Dans Psychologie Collective et Analyse du Moi (1921), Freud va mieux décrire les trois formes d’identification. Dans la première, il entreprend d’interroger les origines de l’humanité, du sujet et de la culture. L’identification est dans ce cadre posée comme un processus de construction du moi par stratification (relation originaire à la scène primitive, phase d’organisation orale de la vie sexuelle, prototype oral de la vie amoureuse : cannibalisme, ambivalence irréductible). Il s’agit d’une identification « totémique » archaïque, primordiale, à un « père » préhistorique qui correspondrait à une identification à l’ancêtre Zamba chez les Bëtis du Cameroun. S’agissant de l’identification secondaire, Freud la pose comme provenant du Complexe d’œdipe. Ici, l’enfant va s’identifier soit à la mère, soit au père, mais il s’agit cette fois d’une identification à quelques traits (einziger Zug ou trait unique) de l’objet qui se refuse. Enfin, une identification au symptôme, repérée chez l’hystérique, en dehors de tout attachement libidinal. Lacan y repérera l’identification au désir de l’autre.

Freud utilisera le terme de « trait unique » pour parler de la deuxième identification. En effet, l’objet auquel on s’identifie est réduit à un trait, symbole qui émerge, s’individualise sur un fond d’absence, un fond de négation, sur un fond de « ce n’est pas ça » ; que l’objet soit perdu, abandonné, ou interdit, selon les diverses déclinaisons possibles de son manque radical. Lacan reprendra ce terme de trait unique qu’il traduira ensuite en "trait unaire". Lorsque l’objet est perdu, l’investissement qui se portait sur lui est remplacé par une identification qui est partielle, extrêmement limitée qui, de plus n’emprunte qu’un trait à la personne objet. C’est donc à partir de cette notion freudienne d’identification et en s’appuyant sur Ferdinand de Saussure que Lacan élabore le concept de trait unaire. De Saussure affirme que la langue est

constituée d’unités qui ne valent que par leur différence. « En psychanalyse, le trait unaire est le signifiant en tant qu’il est une unité en tant que son inscription réalise une trace, une marque » (Melman, 2006, p. 1). La fonction de ce trait est celle du comptage et de la différence. Lacan (1973) dira du trait unaire, qu’il est le noyau de l’idéal du moi. Autrement dit, le trait unaire en tant que le sujet s’y accroche est dans le champ du désir, lequel ne saurait se constituer que dans le règne du signifiant, qu’au niveau où il y a rapport du Sujet à l’autre.
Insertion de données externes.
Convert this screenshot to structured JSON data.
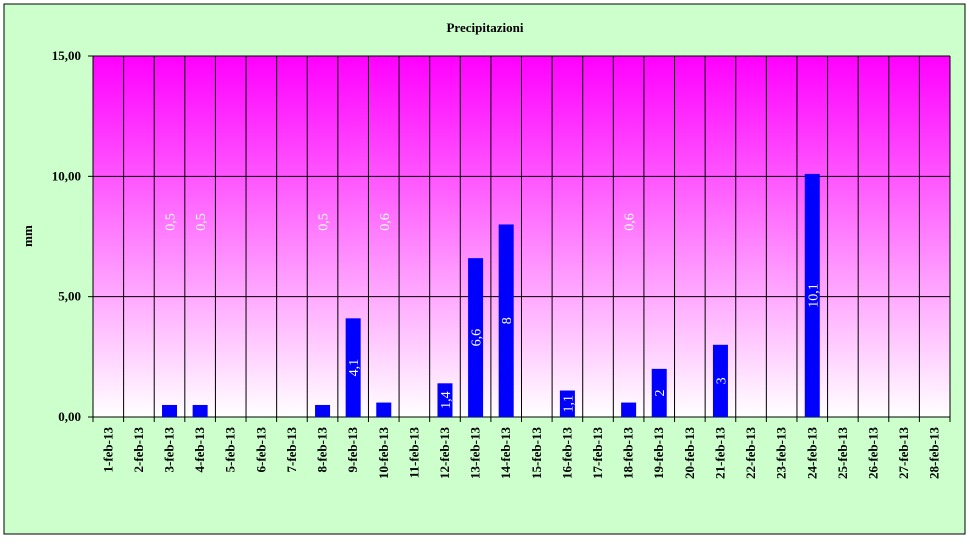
{
  "chart_data": {
    "type": "bar",
    "title": "Precipitazioni",
    "y_label": "mm",
    "categories": [
      "1-feb-13",
      "2-feb-13",
      "3-feb-13",
      "4-feb-13",
      "5-feb-13",
      "6-feb-13",
      "7-feb-13",
      "8-feb-13",
      "9-feb-13",
      "10-feb-13",
      "11-feb-13",
      "12-feb-13",
      "13-feb-13",
      "14-feb-13",
      "15-feb-13",
      "16-feb-13",
      "17-feb-13",
      "18-feb-13",
      "19-feb-13",
      "20-feb-13",
      "21-feb-13",
      "22-feb-13",
      "23-feb-13",
      "24-feb-13",
      "25-feb-13",
      "26-feb-13",
      "27-feb-13",
      "28-feb-13"
    ],
    "values": [
      0,
      0,
      0.5,
      0.5,
      0,
      0,
      0,
      0.5,
      4.1,
      0.6,
      0,
      1.4,
      6.6,
      8,
      0,
      1.1,
      0,
      0.6,
      2,
      0,
      3,
      0,
      0,
      10.1,
      0,
      0,
      0,
      0
    ],
    "value_labels": [
      null,
      null,
      "0,5",
      "0,5",
      null,
      null,
      null,
      "0,5",
      "4,1",
      "0,6",
      null,
      "1,4",
      "6,6",
      "8",
      null,
      "1,1",
      null,
      "0,6",
      "2",
      null,
      "3",
      null,
      null,
      "10,1",
      null,
      null,
      null,
      null
    ],
    "color": "#0000ff",
    "ylim": [
      0,
      15
    ],
    "yticks": [
      {
        "value": 0,
        "label": "0,00"
      },
      {
        "value": 5,
        "label": "5,00"
      },
      {
        "value": 10,
        "label": "10,00"
      },
      {
        "value": 15,
        "label": "15,00"
      }
    ],
    "grid": true
  }
}
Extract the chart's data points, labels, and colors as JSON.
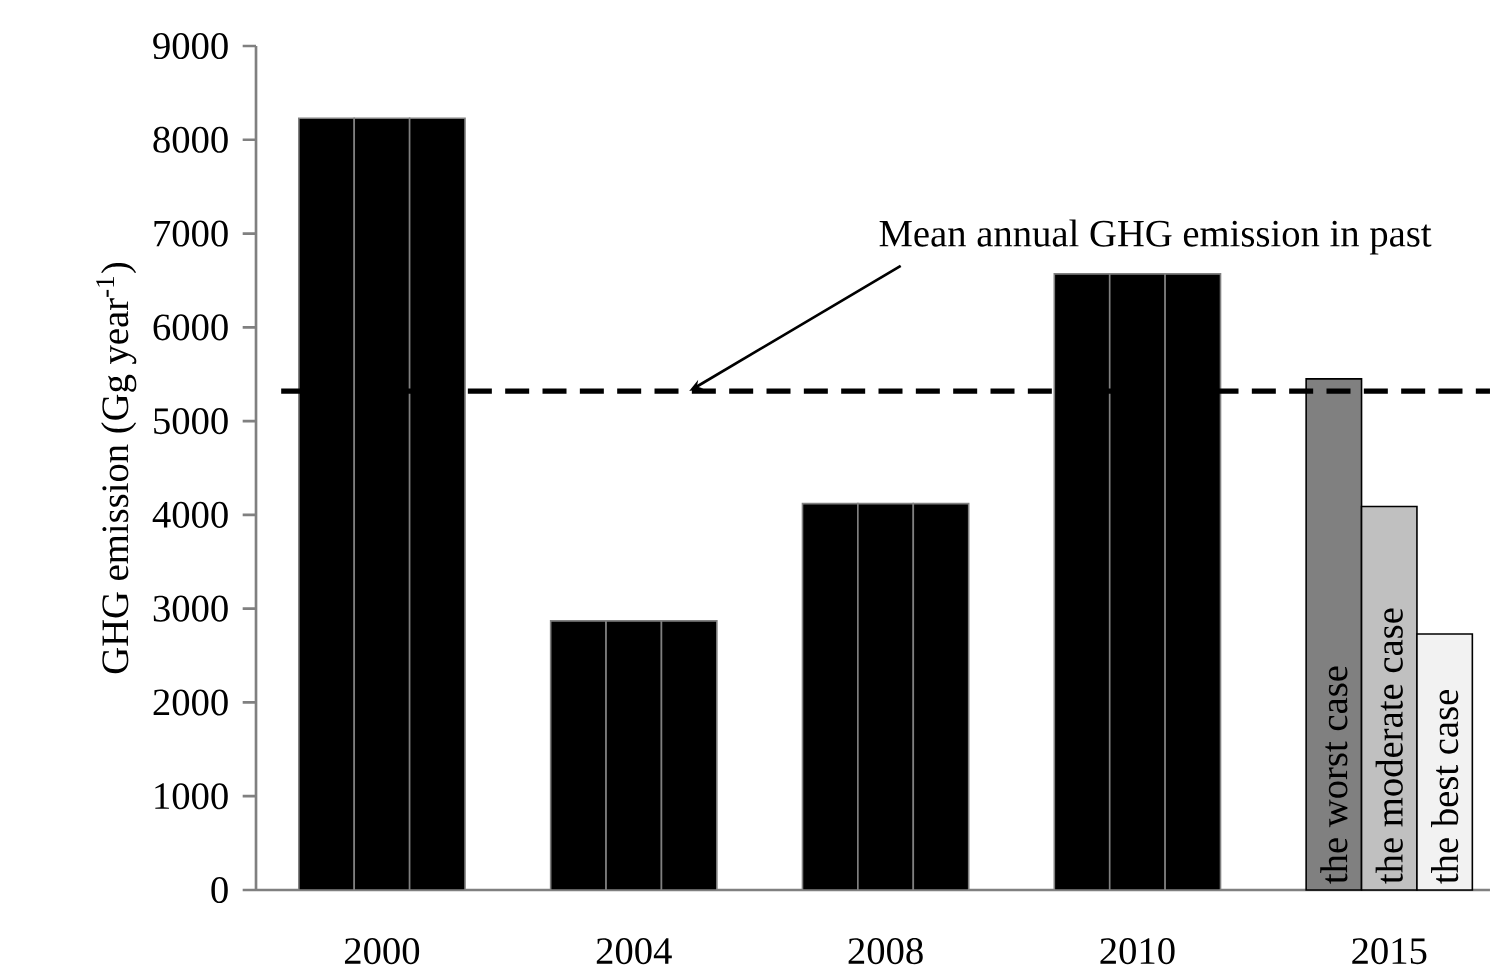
{
  "chart_data": {
    "type": "bar",
    "ylabel": "GHG emission (Gg year$^{-1}$)",
    "categories": [
      "2000",
      "2004",
      "2008",
      "2010",
      "2015"
    ],
    "series": [
      {
        "name": "the worst case",
        "colors": [
          "#000000",
          "#000000",
          "#000000",
          "#000000",
          "#808080"
        ],
        "values": [
          8230,
          2870,
          4120,
          6570,
          5450
        ]
      },
      {
        "name": "the moderate case",
        "colors": [
          "#000000",
          "#000000",
          "#000000",
          "#000000",
          "#c0c0c0"
        ],
        "values": [
          8230,
          2870,
          4120,
          6570,
          4090
        ]
      },
      {
        "name": "the best case",
        "colors": [
          "#000000",
          "#000000",
          "#000000",
          "#000000",
          "#f2f2f2"
        ],
        "values": [
          8230,
          2870,
          4120,
          6570,
          2730
        ]
      }
    ],
    "ylim": [
      0,
      9000
    ],
    "yticks": [
      0,
      1000,
      2000,
      3000,
      4000,
      5000,
      6000,
      7000,
      8000,
      9000
    ],
    "ref_lines": [
      {
        "axis": "y",
        "value": 5320,
        "label": "Mean annual GHG emission in past",
        "color": "#000000",
        "line_style": "dashed"
      }
    ],
    "grid": false
  }
}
Aujourd’hui, la notion d’identité a su pendre une telle ampleur tant et si bien que nous en sommes à nous poser de nouveau des questions sur l’identification et interroger l’identité qui s’érige en un véritable symptôme de notre société. Le symptôme d’un monde ultra-moderne et sans limites. Il est donc nécessaire, au vu de l’observation et d’une immersion dans la société camerounaise de nous interroger sur ce qui ne fonctionne plus correctement dans l’identification et qui conduit le sujet adolescent dans ce pays vers la quête de son identité ? Le monde sans limite dans lequel nous vivons, l’idée de la fabrication du bonheur et du bien-être immédiat par la quiétude de l’objet met sur le devant de la scène la perte de repères. Cette « jouissance à tout prix » nous interroge par là même sur les impasses vers lesquelles elle nous conduit. Aujourd’hui, la jouissance de l’objet semble en effet être au cœur du débat clinique. Paradoxalement, nous pouvons voir d’un côté ce désir d’en finir avec l’Autre et d’un autre côté cette recherche, ce retour vers l’Autre, cette quête d’identité que les psychanalystes constatent dans leurs cures avec les patients. L’inconscient, c’est le social disait Lacan. Le social n’est-il pas collectif ? Identification du côté du sujet et identité du côté du social, ces deux concepts nous semblent enchevêtrés l’un dans l’autre, cependant identification et identité ne seraient pas pour autant réductibles l’une à l’autre. En panne d’identification, le sujet part à la recherche d’une identité sociale. Dans le stade du miroir, l’identification du sujet à l’image (identification imaginaire) suppose le regard de l’Autre, d’un Autre auprès du sujet ; c’est cet Autre qui reconnaît l’enfant et également au sens où il lui donne signe de cette reconnaissance et c’est par là que le symbolique est requis car le sujet est là, représenté.